Ramsay has been a visiting artist at: Canberra Institute of Art, A.C.T.; University of Tasmania, Hobart, Tasmania; University of Hawaii, Fiber Department, Manoa Campus, Hawaii; Gerrit Rietveld Academy, Amsterdam, Holland; Arrowmont School of Arts and Crafts, Gatlinburg, Tennessee; Penland School, Penland, North Carolina; Cranbrook Academy Art, Fiber Department, Bloomfield Hills, Michigan; Southwest Craft Center, San Antonio, Texas; and The University of Toledo, Department of Art at the Toledo Museum of Art, Toledo, Ohio.

Ted Ramsay’s work has been published in The Art and Craft of Papermaking, Sophie Dawson, Quarto Publishing, London, 1992; Sculpture: Technique-Form-Content; Arthur Williams, Davis Publications, 1989; Making It In Paper: An Indianian Mill, Twinrocker: Kathryn Clark, NEA grant publication; Glas & Keramiek, Asperen, Netherlands, 1988; The Art of Papermaking, Bernard Toal, 1983; and Emphasis: Art, Wachowiak and Ramsay, International Textbook Company, Scranton, Pennsylvania 1965.

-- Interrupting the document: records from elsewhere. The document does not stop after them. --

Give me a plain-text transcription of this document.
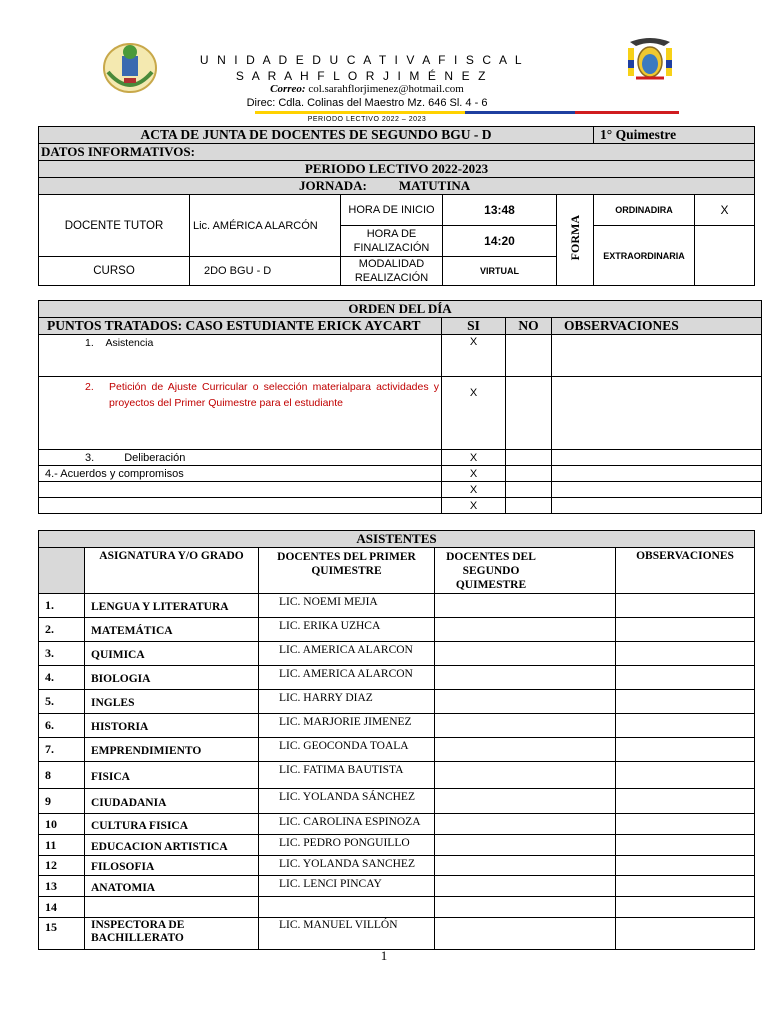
U N I D A D E D U C A T I V A F I S C A L
S A R A H F L O R J I M É N E Z
Correo: col.sarahflorjimenez@hotmail.com
Direc: Cdla. Colinas del Maestro Mz. 646 Sl. 4 - 6
PERIODO LECTIVO 2022 – 2023
ACTA DE JUNTA DE DOCENTES DE SEGUNDO BGU - D					1° Quimestre	
DATOS INFORMATIVOS:						
PERIODO LECTIVO 2022-2023						
JORNADA: MATUTINA						
DOCENTE TUTOR	Lic. AMÉRICA ALARCÓN	HORA DE INICIO	13:48	FORMA	ORDINADIRA	X
		HORA DE FINALIZACIÓN	14:20		EXTRAORDINARIA	
CURSO	2DO BGU - D	MODALIDAD REALIZACIÓN	VIRTUAL			
ORDEN DEL DÍA			
PUNTOS TRATADOS: CASO ESTUDIANTE ERICK AYCART	SI	NO	OBSERVACIONES
1. Asistencia	X		

2. Petición de Ajuste Curricular o selección materialpara actividades y proyectos del Primer Quimestre para el estudiante	X		
3. Deliberación	X		
4.- Acuerdos y compromisos	X		
	X		
	X		
ASISTENTES				
	ASIGNATURA Y/O GRADO	DOCENTES DEL PRIMER QUIMESTRE	DOCENTES DEL SEGUNDO QUIMESTRE	OBSERVACIONES
1.	LENGUA Y LITERATURA	LIC. NOEMI MEJIA		
2.	MATEMÁTICA	LIC. ERIKA UZHCA		
3.	QUIMICA	LIC. AMERICA ALARCON		
4.	BIOLOGIA	LIC. AMERICA ALARCON		
5.	INGLES	LIC. HARRY DIAZ		
6.	HISTORIA	LIC. MARJORIE JIMENEZ		
7.	EMPRENDIMIENTO	LIC. GEOCONDA TOALA		
8	FISICA	LIC. FATIMA BAUTISTA		
9	CIUDADANIA	LIC. YOLANDA SÁNCHEZ		
10	CULTURA FISICA	LIC. CAROLINA ESPINOZA		
11	EDUCACION ARTISTICA	LIC. PEDRO PONGUILLO		
12	FILOSOFIA	LIC. YOLANDA SANCHEZ		
13	ANATOMIA	LIC. LENCI PINCAY		
14				
15	INSPECTORA DE BACHILLERATO	LIC. MANUEL VILLÓN		
1
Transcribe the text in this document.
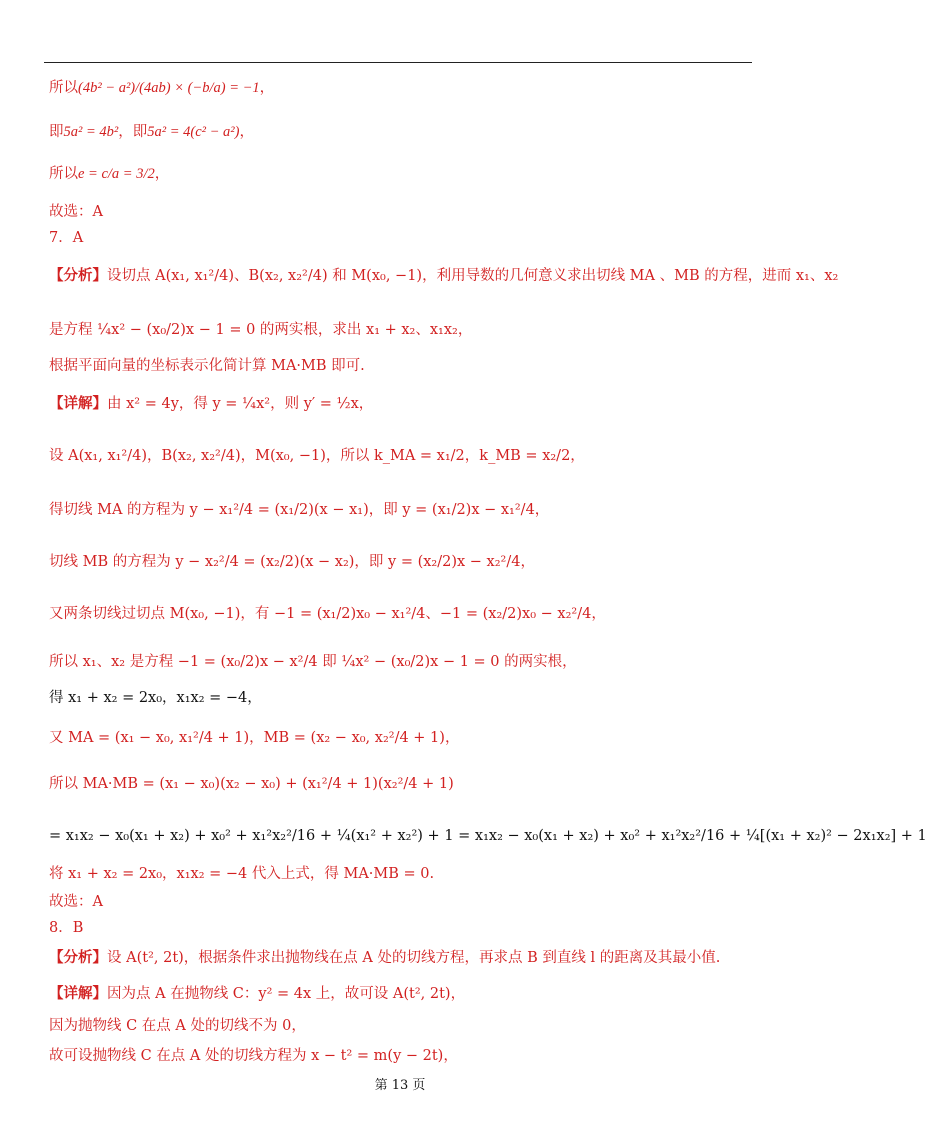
所以(4b² − a²)/(4ab) × (−b/a) = −1，
即5a² = 4b²，即5a² = 4(c² − a²)，
所以e = c/a = 3/2，
故选：A
7．A
【分析】设切点 A(x₁, x₁²/4)、B(x₂, x₂²/4) 和 M(x₀, −1)，利用导数的几何意义求出切线 MA 、MB 的方程，进而 x₁、x₂
是方程 ¼x² − (x₀/2)x − 1 = 0 的两实根，求出 x₁ + x₂、x₁x₂，
根据平面向量的坐标表示化简计算 MA·MB 即可.
【详解】由 x² = 4y，得 y = ¼x²，则 y′ = ½x，
设 A(x₁, x₁²/4)，B(x₂, x₂²/4)，M(x₀, −1)，所以 k_MA = x₁/2，k_MB = x₂/2，
得切线 MA 的方程为 y − x₁²/4 = (x₁/2)(x − x₁)，即 y = (x₁/2)x − x₁²/4，
切线 MB 的方程为 y − x₂²/4 = (x₂/2)(x − x₂)，即 y = (x₂/2)x − x₂²/4，
又两条切线过切点 M(x₀, −1)，有 −1 = (x₁/2)x₀ − x₁²/4、−1 = (x₂/2)x₀ − x₂²/4，
所以 x₁、x₂ 是方程 −1 = (x₀/2)x − x²/4 即 ¼x² − (x₀/2)x − 1 = 0 的两实根，
得 x₁ + x₂ = 2x₀，x₁x₂ = −4，
又 MA = (x₁ − x₀, x₁²/4 + 1)，MB = (x₂ − x₀, x₂²/4 + 1)，
所以 MA·MB = (x₁ − x₀)(x₂ − x₀) + (x₁²/4 + 1)(x₂²/4 + 1)
= x₁x₂ − x₀(x₁ + x₂) + x₀² + x₁²x₂²/16 + ¼(x₁² + x₂²) + 1 = x₁x₂ − x₀(x₁ + x₂) + x₀² + x₁²x₂²/16 + ¼[(x₁ + x₂)² − 2x₁x₂] + 1
将 x₁ + x₂ = 2x₀，x₁x₂ = −4 代入上式，得 MA·MB = 0.
故选：A
8．B
【分析】设 A(t², 2t)，根据条件求出抛物线在点 A 处的切线方程，再求点 B 到直线 l 的距离及其最小值.
【详解】因为点 A 在抛物线 C：y² = 4x 上，故可设 A(t², 2t)，
因为抛物线 C 在点 A 处的切线不为 0，
故可设抛物线 C 在点 A 处的切线方程为 x − t² = m(y − 2t)，
第 13 页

Since coming to Michigan, Ted Ramsay’s work has been exhibited in invitational exhibitions and one person shows at the Element Gallery in New York; Gruen Gallery in Chicago; Leopold-Hoesch-Museum, Duren, Germany; University of Michigan Museum of Art, Ann Arbor, Michigan; Flint Institute of Art, Flint, Michigan; Kidd Gallery in Birmingham, Michigan; Kalamazoo Institute of Art, Kalamazoo, Michigan; Toledo Museum of Art, Toledo, Ohio; Detroit Institute of Art, Detroit, Michigan; Mendocino Art Center, Mendocino, California; Davenport Municipal Art Gallery, Davenport, Iowa; Gallery WooDuk, Seoul, Korea; Amsterdamseweg 441, Amstelveen, Netherlands; Orszagos Szechenyi Konyvtar Gallery, Budapest, Hungary; and the American Cultural Center, Tel Aviv, Israel.

At the University of Michigan, Ramsay has taken an active role in developing and teaching basic undergraduate and advanced studio courses in the arenas of drawing, papermaking, and painting. He has chaired the Slusser Gallery committee, and directed the operations of the gallery for five years. Ramsay served on executive committees, and has chaired the undergraduate committee, held summer papermaking workshops at the University of Michigan, across the USA, and abroad. He is the recipient of two Rackham research grants, an OVPR grant for travel and research in China. Prof. Ramsay was the first artist in residence at the Humanities Institute. Working with University of Michigan administrators and staff, he created two handmade books used in the ceremony to inaugurate Lee C. Bollinger as the 12th President of the University of Michigan.